Estes displays encontram-se com frequência e constituem um projecto interessante e com utilidade.

Hardware

Neste projecto foram usadas 10 matrizes da Kingbright que contêm 7 linhas e 5 colunas no total de 35 leds por matriz perfazendo 350 leds em todo o painel.
Foram usados 7 shift registers (74HC164) para activar uma linha completa e 7 transístores pnp (visto que o painel é de ânodo comum) para ir comutando entre as diferentes linhas.

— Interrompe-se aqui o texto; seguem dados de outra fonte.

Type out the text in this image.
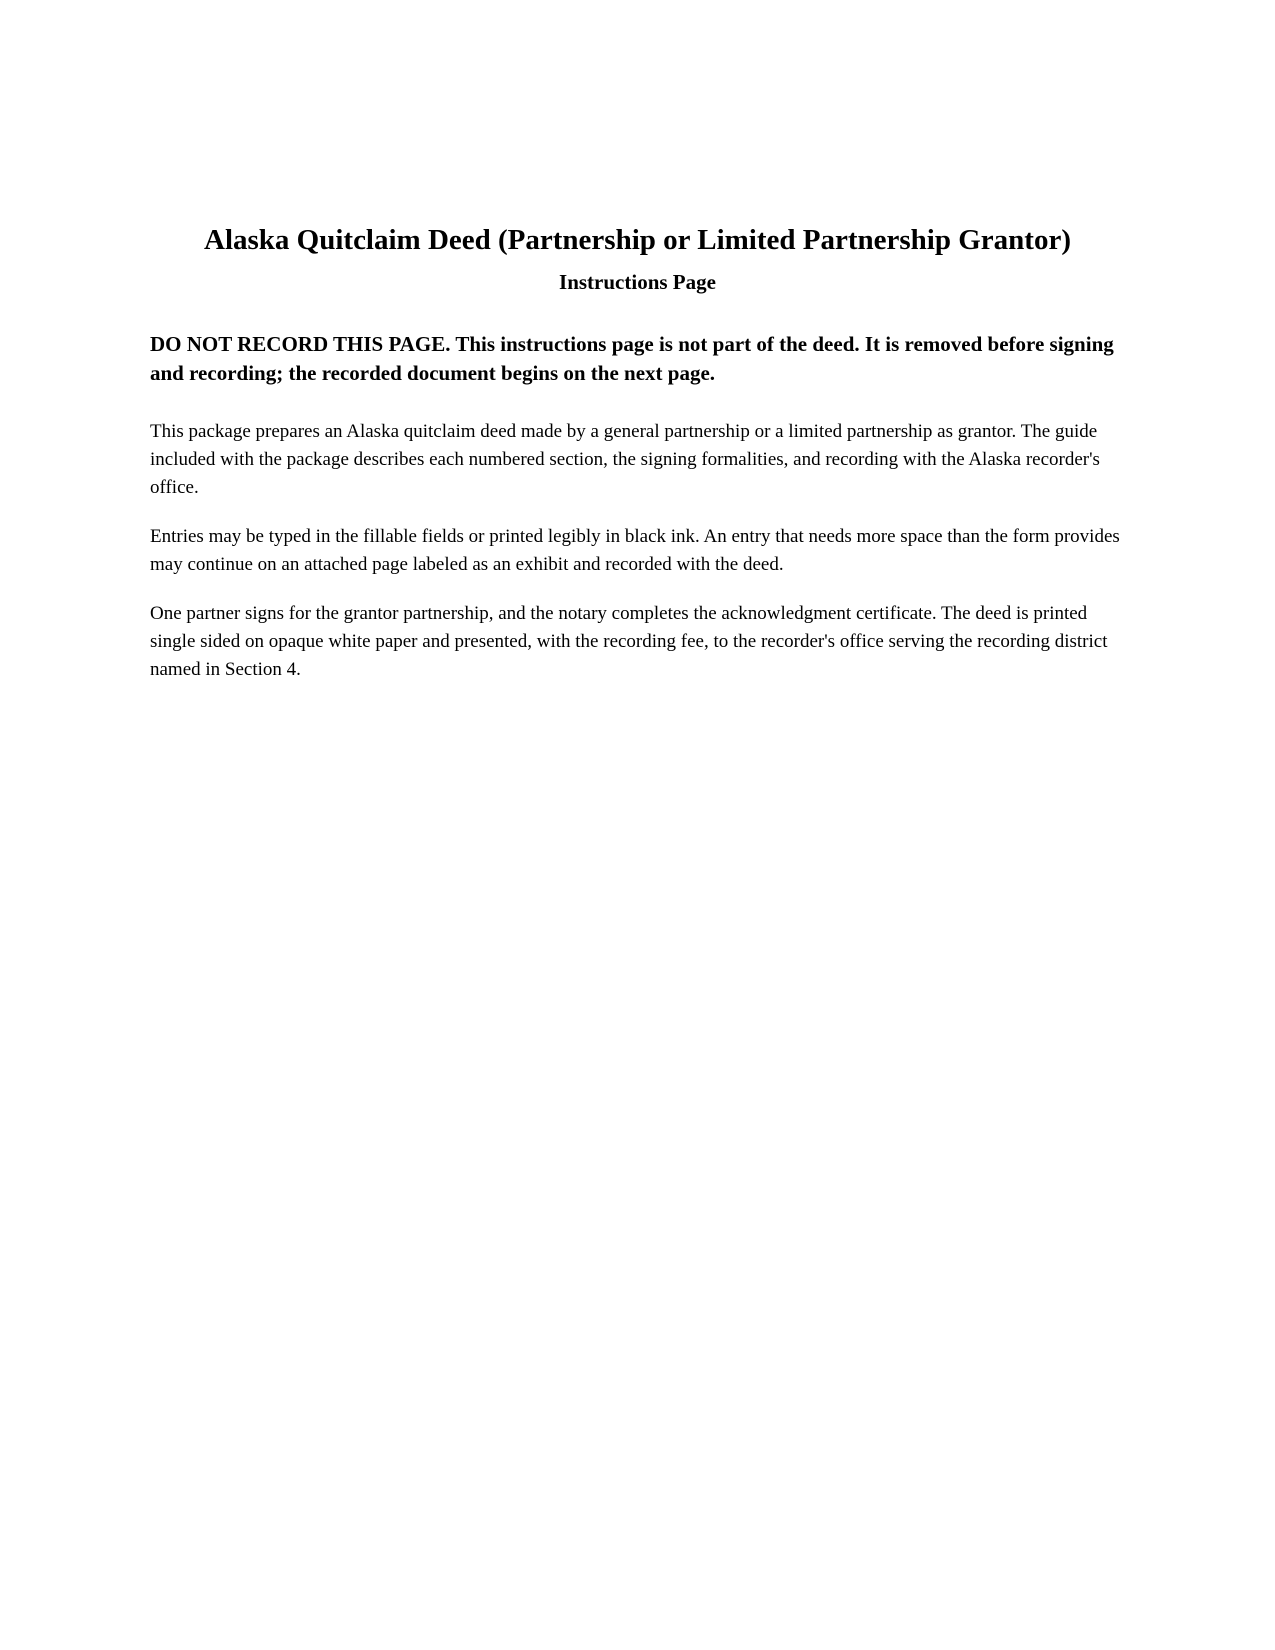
Alaska Quitclaim Deed (Partnership or Limited Partnership Grantor)
Instructions Page

DO NOT RECORD THIS PAGE. This instructions page is not part of the deed. It is removed before signing and recording; the recorded document begins on the next page.

This package prepares an Alaska quitclaim deed made by a general partnership or a limited partnership as grantor. The guide included with the package describes each numbered section, the signing formalities, and recording with the Alaska recorder's office.

Entries may be typed in the fillable fields or printed legibly in black ink. An entry that needs more space than the form provides may continue on an attached page labeled as an exhibit and recorded with the deed.

One partner signs for the grantor partnership, and the notary completes the acknowledgment certificate. The deed is printed single sided on opaque white paper and presented, with the recording fee, to the recorder's office serving the recording district named in Section 4.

O controlo do painel está a cargo de um PIC18F2680.

led_controller_schematic

O layout da board de controlo e da board que contém as matrizes foi feito no EAGLE.

led_display

Board que contem as 10 matrizes é um “shield” da placa de controlo.

led_controller_3D

Placa de controlo com os 7 shift registers e as resistências para os leds.

led_controller_assembly

Algoritmo

O firmware foi desenvolvido utilizando o C18 segundo o seguinte algoritmo.

algoritmo

Suporte

Foi desenhado um suporte para o Led Display utilizando o SolidWorks e posteriormente maquinado na CNC em PVC expandido de 5mm de espessura.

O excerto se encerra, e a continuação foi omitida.